The researchers found that SketchAdapt outperformed their reimplemented versions of RobustFill and DeepCoder at their respective specialized tasks. SketchAdapt outperformed the RobustFill-like program at string transformations; for example, writing a program to abbreviate Social Security numbers as three digits, and first names by their first letter. SketchAdapt also did better than the DeepCoder-like program at writing programs to transform a list of numbers. Trained only on examples of three-line list-processing programs, SketchAdapt was better able to transfer its knowledge to a new scenario and write correct four-line programs.
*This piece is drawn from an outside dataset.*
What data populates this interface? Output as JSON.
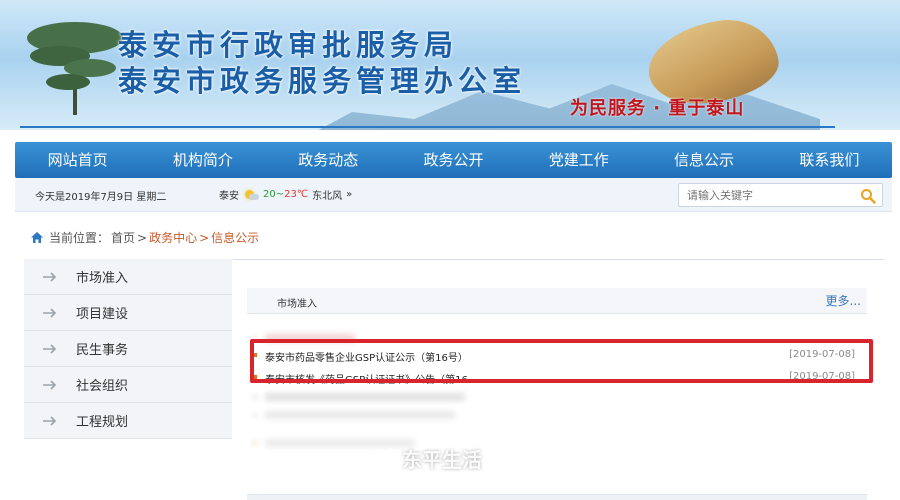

In yet another task, SketchAdapt outperformed both programs at converting math problems from English to code, and calculating the answer.
Key to its success is the ability to switch from neural pattern-matching to a rules-based symbolic search, says Rishabh Singh, a former graduate student of Solar-Lezama’s, now a researcher at Google Brain. “SketchAdapt learns how much pattern recognition is needed to write familiar parts of the program, and how much symbolic reasoning is needed to fill in details which may involve new or complicated concepts.”
SketchAdapt is limited to writing very short programs. Anything more requires too much computation. Nonetheless, it’s intended more to complement programmers rather than replace them, the researchers say. “Our focus is on giving programming tools to people who want them,” says Nye. “They can tell the computer what they want to do, and the computer can write the program.”
Programming, after all, has always evolved. When Fortran was introduced in the 1950s, it was meant to replace human programmers. “Its full name was Fortran Automatic Coding System, and its goal was to write programs as well as humans, but without the errors,” says Solar-Lezama. “What it really did was automate much of what programmers did before Fortran. It changed the nature of programming.”
The study’s other co-author is Luke Hewitt. Funding was provided by the U.S. Air Force Office of Scientific Research, MIT-IBM Watson AI Lab and U.S. National Science Foundation.